Иван Иванович вздрогнул, плотнее прижался к спинке стула.
– Знамо дело, – вежливо пробормотал он, косясь на камень.
«Ну, ежели он сдуру запустит камнем в меня? Ить это… Эххе». – Иван Иванович просунул толстую ногу под круглый стол и, убедившись, что там порядочная пустота, решил, что этой пустотой он на первый случай воспользуется, а там дальше – что бог пошлет.
– Первичная разведка провалилась, – сказал Григорий. – В моих руках только вот этот камень, взятый на речке Дашке. – И, бросив увесистый камень на стол, продолжал: – Я вам расскажу, где эта речка… И оставлю вам все эти камни. – Григорий указал на стол. – В них три четверти железа. Мы их называем гематитами, или, проще говоря, красный железняк. Вот вы хорошо присмотритесь к ним и, как только начнется весна, побывайте там, где я их взял. Тут, кроме вас, будут заниматься поисками еще и другие. Но я вас прошу более всего пощупать землю по Дашке…
Григорий говорил медленно, преодолевая лихорадочный озноб. Только сейчас Иван Иванович, хорошо присмотревшись, уразумел, что инженер еле стоит на ногах.
– Завтра… Все это будет завтра, – пробормотал Григорий и, бледный, отошел к деревянной кровати, лег на спину; на его высоком лбу выступил холодный пот. – Гудит башка… Не преодолел я ее, проклятую!.. Вот и свалила….
Он еще что-то говорил о зверобойной настойке, о двух выпитых шкаликах, о волкодаве и, все более слабея, чуть слышным голосом попросил Ивана Ивановича накрыть его тулупом. Ему вдруг показалось, что он зябнет в палатке на снегу, что снегом занесло палатку и ему не выбраться, и волкодав, почему-то превратившийся в Федора, сыпал на него колючим, сухим снегом. Потом он увидел пшеничные зерна. Цветущие, набухающие на глазах и лопающиеся, они заполняли всю землю густой зеленой порослью. И по этой зелени шла босоногая, простоволосая Юлия. Она махала рукой и громко смеялась. «Остановить бы ее! Куда она идет? А зелень-то, зелень какая хорошая! И так жарко!..» И сердце Григория, переполненное чувством радости, подобно пшеничным зернам, набухало, ширилось, готовое разорваться и лопнуть. Ему становилось трудно дышать.

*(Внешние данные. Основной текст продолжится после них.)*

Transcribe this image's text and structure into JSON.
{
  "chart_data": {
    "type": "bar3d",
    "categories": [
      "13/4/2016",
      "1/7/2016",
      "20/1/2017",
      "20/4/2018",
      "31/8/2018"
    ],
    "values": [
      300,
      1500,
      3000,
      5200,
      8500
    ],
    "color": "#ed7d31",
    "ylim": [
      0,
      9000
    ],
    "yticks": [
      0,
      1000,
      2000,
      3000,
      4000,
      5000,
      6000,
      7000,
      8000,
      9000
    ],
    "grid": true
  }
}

– Юлия, Юлия! – позвал он, откинув доху.
– Вот те и на, – прошептал Иван Иванович. – Был один, а теперь и Юлия объявилась. Про бабу вспомнил.
Иван Иванович всю ночь провел у постели Григория.
Поиски полезных ископаемых называют «охотой за рудами». Охота за рудами, как и охота за зверями, требует острого глаза, находчивости, терпения, любви к природе, выносливости.